Les documents fournis par Fatou Bensouda, qui n’ont pu lui être transmis que par le régime Ouattara, sur les « mortes d’Abobo », sont eux aussi particulièrement problématiques. Cinq certificats de décès – rédigés par le même médecin, mais dont l’identité est cachée à la Défense, ce qui l’empêche de contre-expertiser – sont ainsi datés du 3 mars 2011, soit le jour même de la tuerie supposée. Alors qu’un témoin qui dit les avoir reçu indique qu’ils ont été confectionnés après ce fameux 3 mars. Bizarre ! Encore plus étrange, alors que les témoins du procureur disent que les « mortes d’Abobo » ont été transportées dans un hôpital précis, aucun des certificats de décès qui sont brandis par l’Accusation n’ont été délivrés par ledit hôpital. Deux d’entre eux l’ont même été par un tout autre établissement hospitalier ! « Il est d’usage que le médecin légiste établissant un certificat de décès y indique non seulement la date présumée du décès mais aussi la date à laquelle, d’après lui, la mort a réellement eu lieu, tout en expliquant quelles seraient, d’après lui, les causes de la mort et en présentant un état du corps. Or, sur aucun des certificats présentés par le Procureur, il n’y a de véritable explication ni de véritable diagnostic porté par le médecin. Rien sur la date réelle de la mort. Rien non plus sur les causes de la mort. Normalement, tout médecin légiste est capable de déterminer, en analysant les blessures des victimes, quel aurait été le type d’armes qui aurait été la cause de la mort », s’étonne Maître Emmanuel Altit. Il s’en étonne d’autant plus qu’il n’y a pas eu d’autopsie, ce qui est pourtant obligatoire en de telles circonstances. Pour aggraver son cas, Fatou Bensouda a produit un permis d’inhumer signé par un médecin, alors que la loi ivoirienne est claire. Le permis d’inhumer est délivré par l’Officier de l’état civil de la mairie du lieu de décès… Tout permis d’inhumer signé d’un médecin est donc forcément un faux grossier !
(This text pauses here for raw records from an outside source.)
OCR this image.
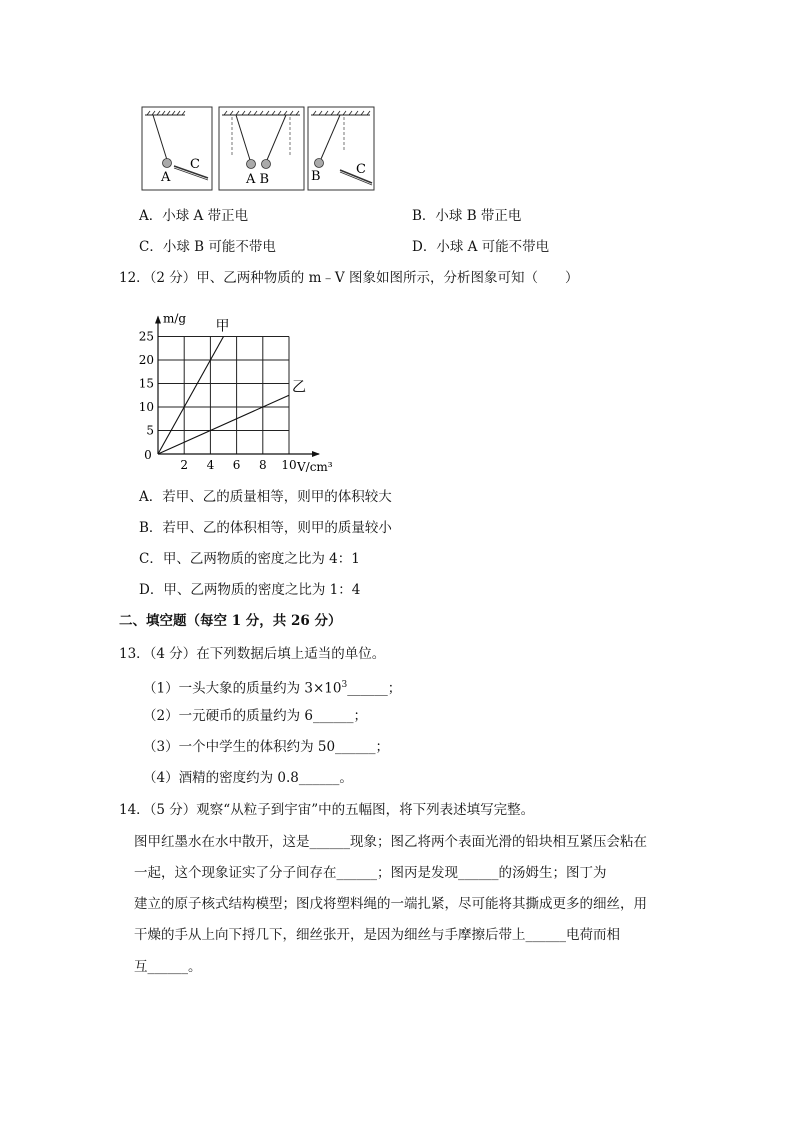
A
C
A B	B	C
A．小球 A 带正电	B．小球 B 带正电
C．小球 B 可能不带电	D．小球 A 可能不带电
12．（2 分）甲、乙两种物质的 m﹣V 图象如图所示，分析图象可知（　　）
2 4 6 8 10
5
10
15
20
25
0
m/g
V/cm³
甲
乙
A．若甲、乙的质量相等，则甲的体积较大
B．若甲、乙的体积相等，则甲的质量较小
C．甲、乙两物质的密度之比为 4：1
D．甲、乙两物质的密度之比为 1：4
二、填空题（每空 1 分，共 26 分）
13．（4 分）在下列数据后填上适当的单位。
（1）一头大象的质量约为 $3\times 10^3\_\_\_\_\_\_$；
（2）一元硬币的质量约为 6______；
（3）一个中学生的体积约为 50______；
（4）酒精的密度约为 0.8______。
14．（5 分）观察“从粒子到宇宙”中的五幅图，将下列表述填写完整。
图甲红墨水在水中散开，这是______现象；图乙将两个表面光滑的铅块相互紧压会粘在
一起，这个现象证实了分子间存在______；图丙是发现______的汤姆生；图丁为
建立的原子核式结构模型；图戊将塑料绳的一端扎紧，尽可能将其撕成更多的细丝，用
干燥的手从上向下捋几下，细丝张开，是因为细丝与手摩擦后带上______电荷而相
互______。
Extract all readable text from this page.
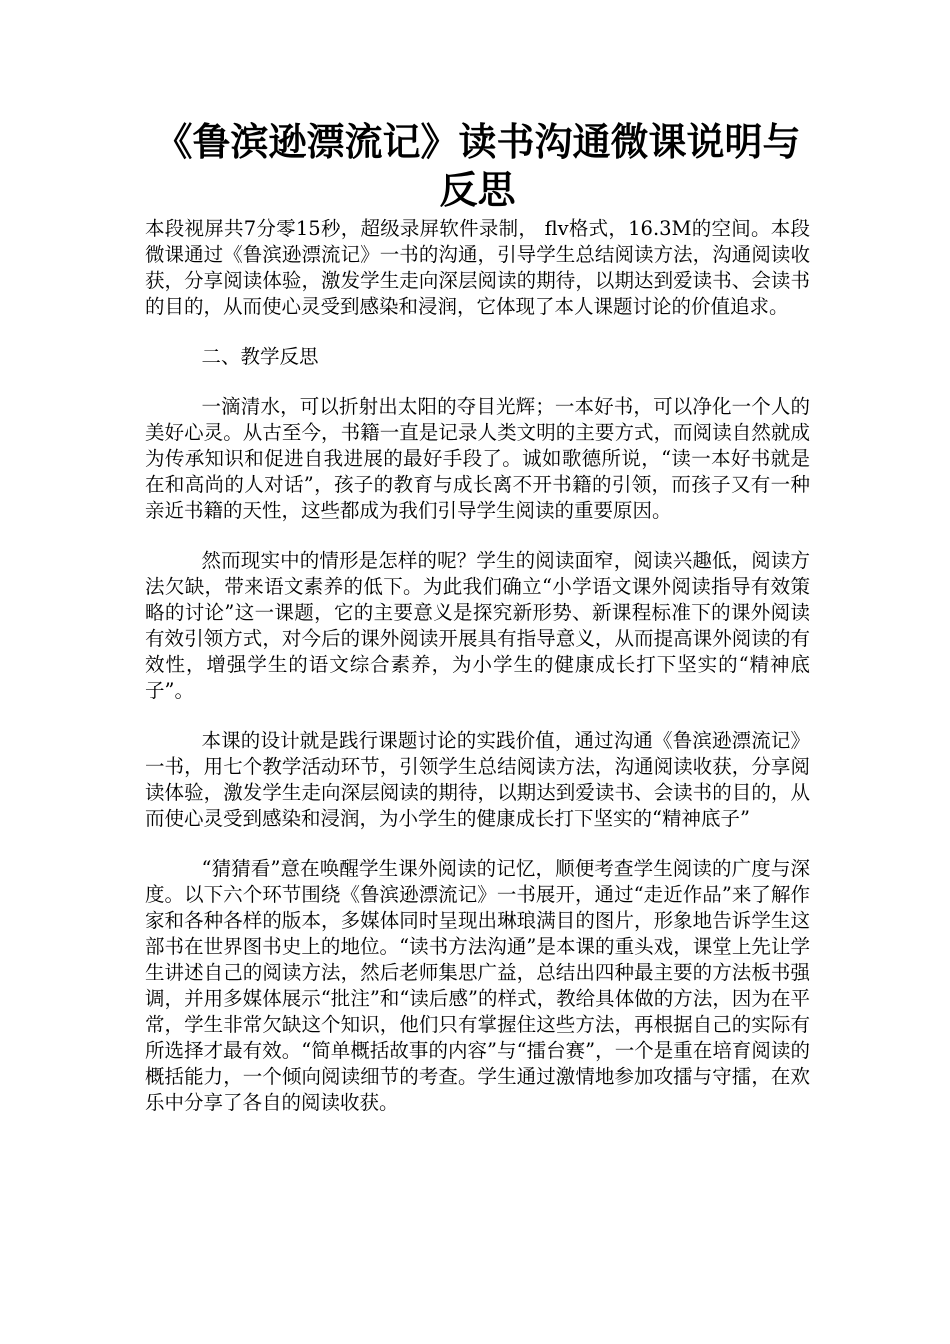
《鲁滨逊漂流记》读书沟通微课说明与反思

本段视屏共7分零15秒，超级录屏软件录制， flv格式，16.3M的空间。本段微课通过《鲁滨逊漂流记》一书的沟通，引导学生总结阅读方法，沟通阅读收获，分享阅读体验，激发学生走向深层阅读的期待，以期达到爱读书、会读书的目的，从而使心灵受到感染和浸润，它体现了本人课题讨论的价值追求。

二、教学反思

一滴清水，可以折射出太阳的夺目光辉；一本好书，可以净化一个人的美好心灵。从古至今，书籍一直是记录人类文明的主要方式，而阅读自然就成为传承知识和促进自我进展的最好手段了。诚如歌德所说，“读一本好书就是在和高尚的人对话”，孩子的教育与成长离不开书籍的引领，而孩子又有一种亲近书籍的天性，这些都成为我们引导学生阅读的重要原因。

然而现实中的情形是怎样的呢？学生的阅读面窄，阅读兴趣低，阅读方法欠缺，带来语文素养的低下。为此我们确立“小学语文课外阅读指导有效策略的讨论”这一课题，它的主要意义是探究新形势、新课程标准下的课外阅读有效引领方式，对今后的课外阅读开展具有指导意义，从而提高课外阅读的有效性，增强学生的语文综合素养，为小学生的健康成长打下坚实的“精神底子”。

本课的设计就是践行课题讨论的实践价值，通过沟通《鲁滨逊漂流记》一书，用七个教学活动环节，引领学生总结阅读方法，沟通阅读收获，分享阅读体验，激发学生走向深层阅读的期待，以期达到爱读书、会读书的目的，从而使心灵受到感染和浸润，为小学生的健康成长打下坚实的“精神底子”

“猜猜看”意在唤醒学生课外阅读的记忆，顺便考查学生阅读的广度与深度。以下六个环节围绕《鲁滨逊漂流记》一书展开，通过“走近作品”来了解作家和各种各样的版本，多媒体同时呈现出琳琅满目的图片，形象地告诉学生这部书在世界图书史上的地位。“读书方法沟通”是本课的重头戏，课堂上先让学生讲述自己的阅读方法，然后老师集思广益，总结出四种最主要的方法板书强调，并用多媒体展示“批注”和“读后感”的样式，教给具体做的方法，因为在平常，学生非常欠缺这个知识，他们只有掌握住这些方法，再根据自己的实际有所选择才最有效。“简单概括故事的内容”与“擂台赛”，一个是重在培育阅读的概括能力，一个倾向阅读细节的考查。学生通过激情地参加攻擂与守擂，在欢乐中分享了各自的阅读收获。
L’on savait déjà que la plupart des victimes avaient été inhumées par les soins du RDR dans une sorte de fosse commune vite fait, plusieurs mois après le renversement du président Gbagbo (la situation était donc relativement apaisée à Abidjan et des cérémonies impliquant leurs familles auraient pu avoir lieu). L’on apprend désormais, avec les nouveaux documents qui sont rendus publics, que « d’après un rapport établi par un expert du Procureur, et intégré par la défense à son inventaire de preuve en février 2013, le corps de l’une de ces deux victimes aurait été transporté directement du lieu de l’incident à la forêt de Banco où il aurait été enterré ». Cela ressemble bien à une dissimulation d’un corps « parlant », portant des indices pouvant mettre en cause ceux qui l’ont fait disparaître.